Les idées géniales de nos sympathiques censeurs à la noix du CSA (oui, j’écris « censeurs à la noix », parce que je ne peux tout de même pas écrire « censeurs à la con », vu que, depuis le Paradis, sœur Emmanuelle me lit certainement), ces sympathiques censeurs, disais-je, chargés de veiller que nos  yeux et nos oreilles ne soient en aucun cas offensés par des images ou des propos obscènes, ont dans leur collimateur tout ce qui pourrait ressembler à de la publicité – non rétribuée. Non rétribuée, car, dès lors qu’un annonceur est passé à la caisse, et dût-il inciter les gosses à se gaver de saloperies sucrées qui leur flanqueront un bon diabète dans les vingt prochaines années, ils n’y voient aucun inconvénient, les censeurs, puisque chacun sait que les industriels sont gens responsables et quasiment désintéressés.
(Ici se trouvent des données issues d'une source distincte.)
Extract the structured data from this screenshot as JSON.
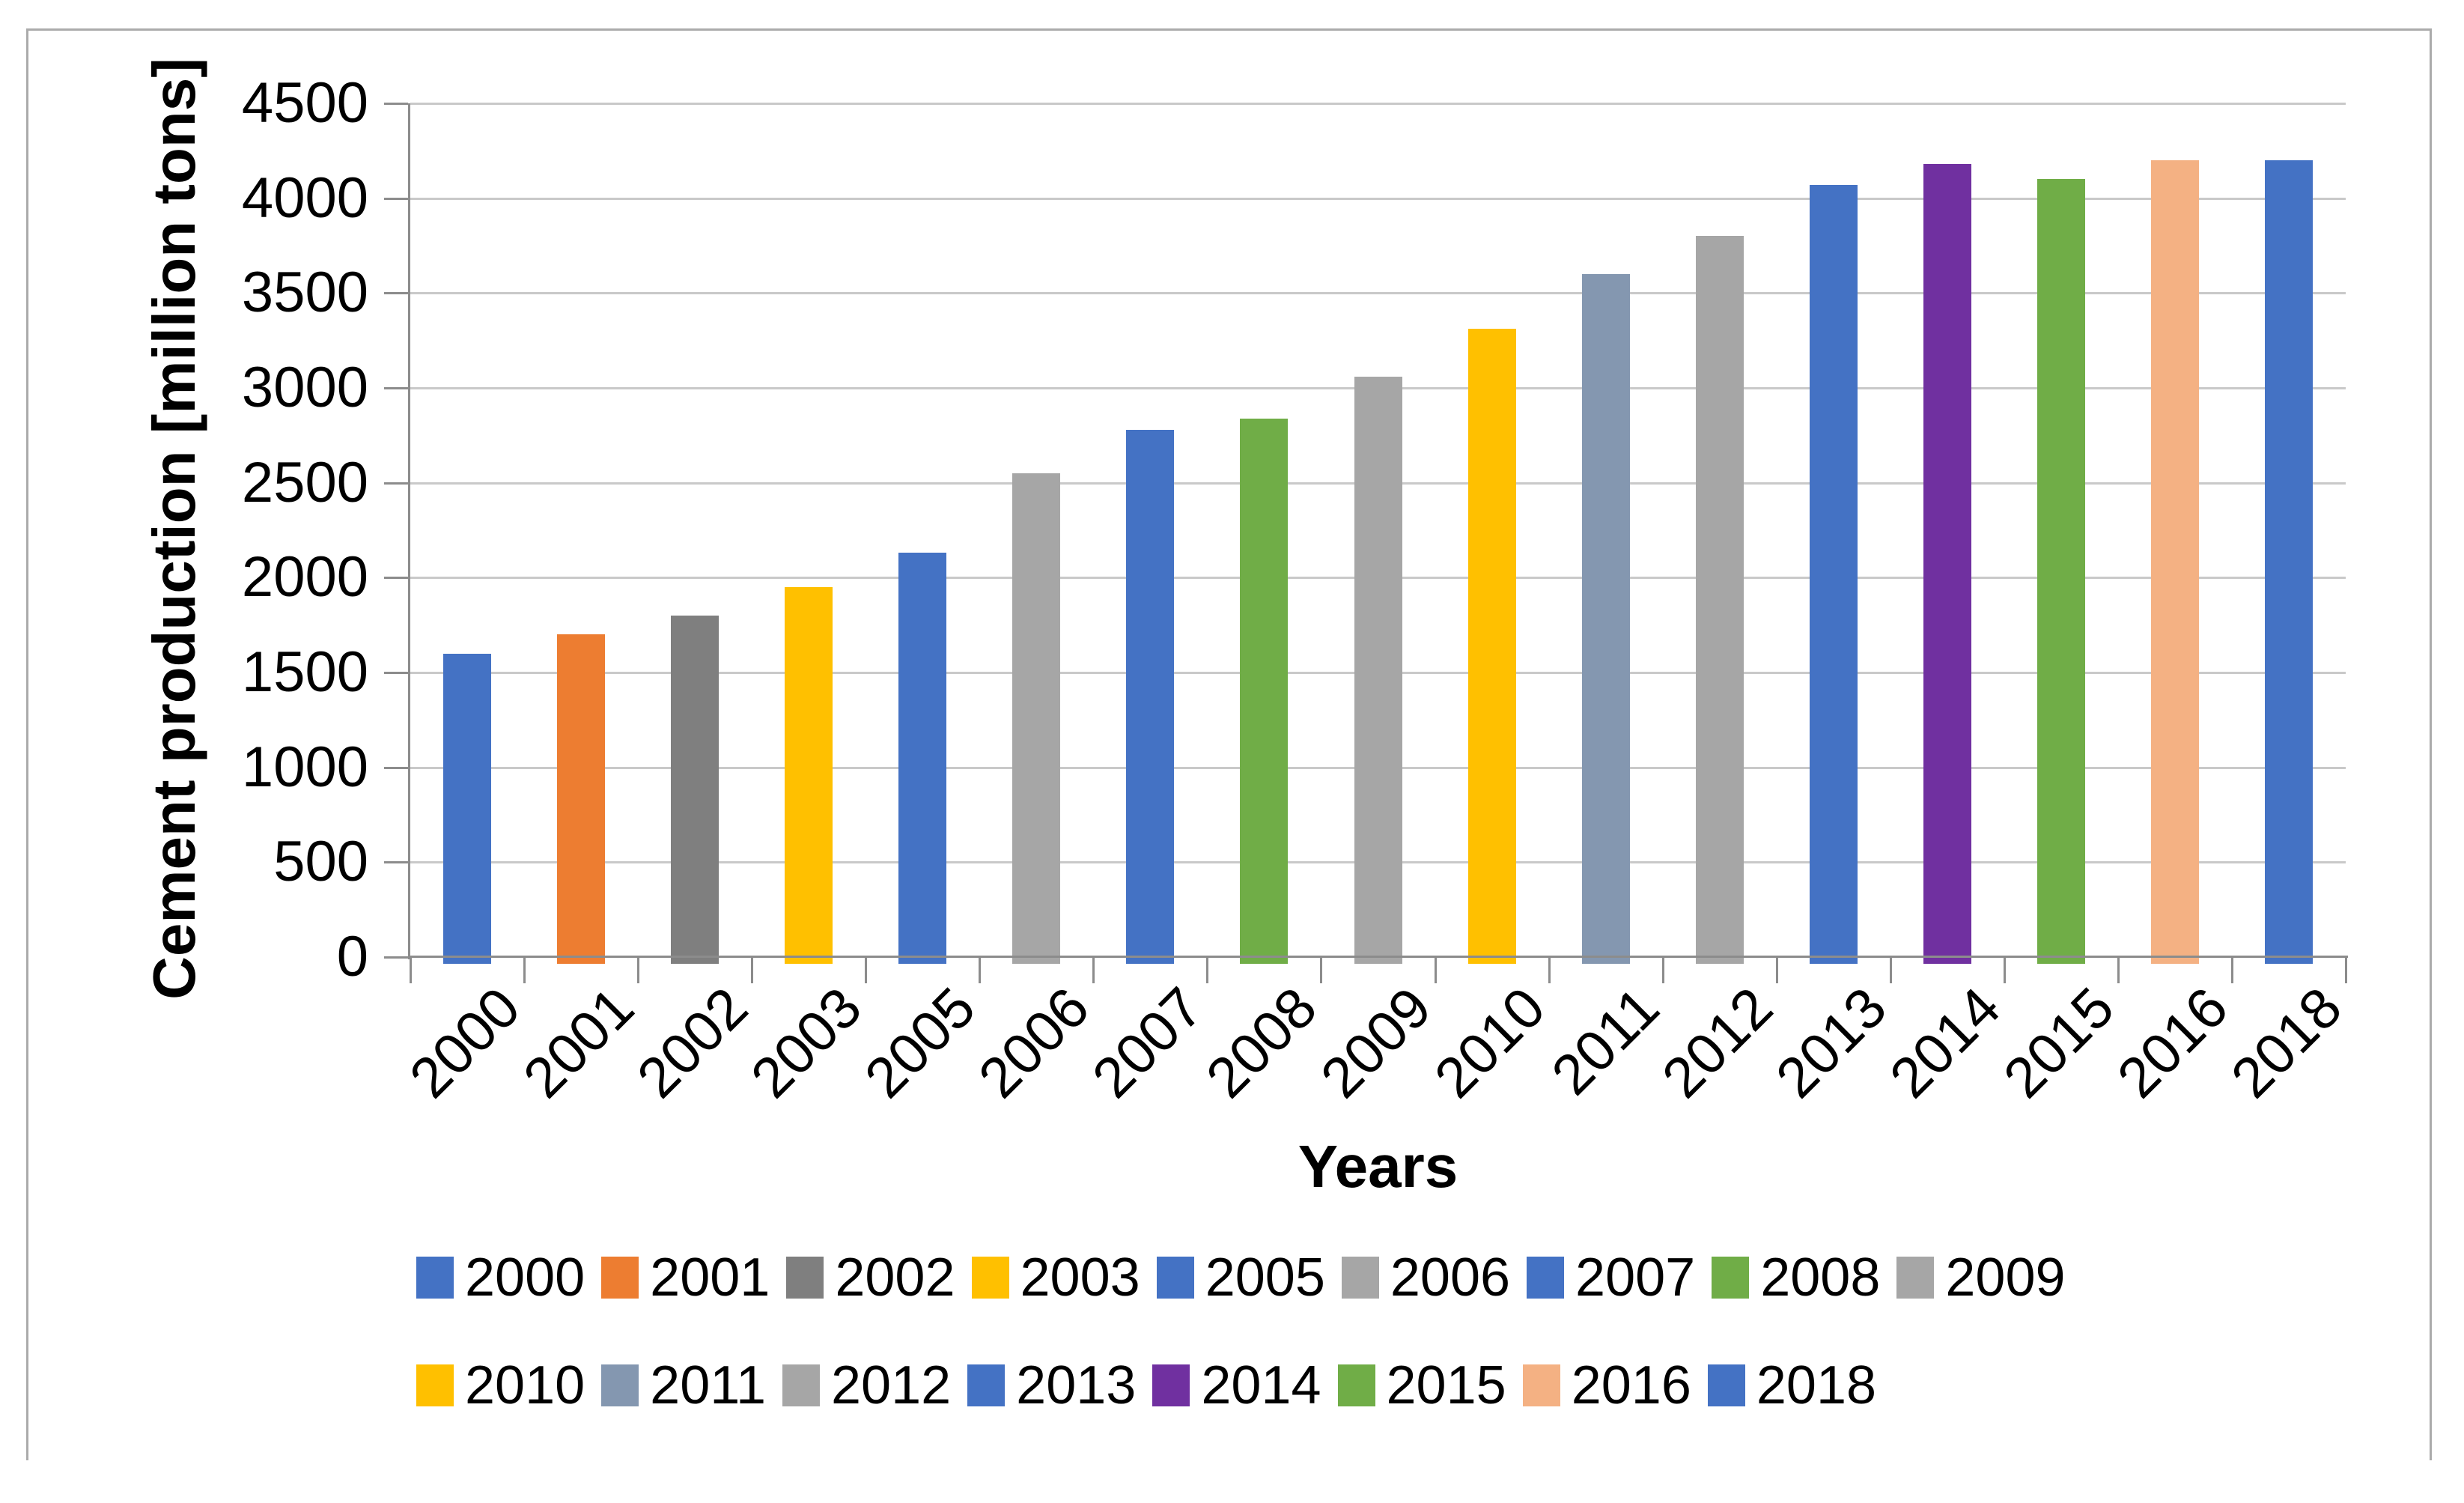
{
  "chart_data": {
    "type": "bar",
    "title": "",
    "xlabel": "Years",
    "ylabel": "Cement production [million tons]",
    "ylim": [
      0,
      4500
    ],
    "ytick_step": 500,
    "grid": true,
    "legend_position": "bottom",
    "legend_wrap_at": 9,
    "categories": [
      "2000",
      "2001",
      "2002",
      "2003",
      "2005",
      "2006",
      "2007",
      "2008",
      "2009",
      "2010",
      "2011",
      "2012",
      "2013",
      "2014",
      "2015",
      "2016",
      "2018"
    ],
    "values": [
      1600,
      1700,
      1800,
      1950,
      2130,
      2550,
      2780,
      2840,
      3060,
      3310,
      3600,
      3800,
      4070,
      4180,
      4100,
      4200,
      4200
    ],
    "bar_colors": [
      "#4472c4",
      "#ed7d31",
      "#7f7f7f",
      "#ffc000",
      "#4472c4",
      "#a6a6a6",
      "#4472c4",
      "#70ad47",
      "#a6a6a6",
      "#ffc000",
      "#8497b0",
      "#a6a6a6",
      "#4472c4",
      "#7030a0",
      "#70ad47",
      "#f4b183",
      "#4472c4"
    ]
  },
  "ui_colors": {
    "gridline": "#c9c9c9",
    "axis_line": "#8c8c8c",
    "outer_border": "#ababab",
    "text": "#000000",
    "background": "#ffffff"
  }
}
Donc, pas de publicité clandestine ! Si bien qu’on a imposé aux chaînes de télé ce truc, certainement germé dans une cervelle hors norme, consistant à modifier les reportages filmés, via une inversion gauche-droite (voire droite-gauche si vous préférez, selon vos opinions politiques) de toute image qui montrerait une  marque commerciale ou une enseigne de magasin. On le constate tous les jours, tant la chose est fréquente. Bien sûr, pas un instant les censeurs du CSA n’ont imaginé que nous serions capables de lire à l’envers, surtout si le produit ou le magasin sont archi-connus et que nous les rencontrons à tout instant. Eh oui, quelques téléspectateurs savent lire...

En soi, c’est passablement ridicule, mais parfois, plus que ridicule. Ainsi, la semaine dernière, on a pu voir dans un spot publicitaire qui passait sur Canal Plus tout une rangée de bouteilles de soda, dans une image que la régie de la chaîne avait soigneusement inversée, afin que nous ne puissions  pas déchiffrer le mot FANTA écrit sur l’étiquette. Or, pendant que les images passaient, le journaliste qui commentait le reportage lisait conscieusement son texte, et prononçait distinctement le mot qu’il ne fallait pas lire.

De l’art d’accorder ses violons...

(Et puis, il y a ces logos réversibles, comme celui de McDo. Le CSA devrait interdire aussi ces perversions palindromiques)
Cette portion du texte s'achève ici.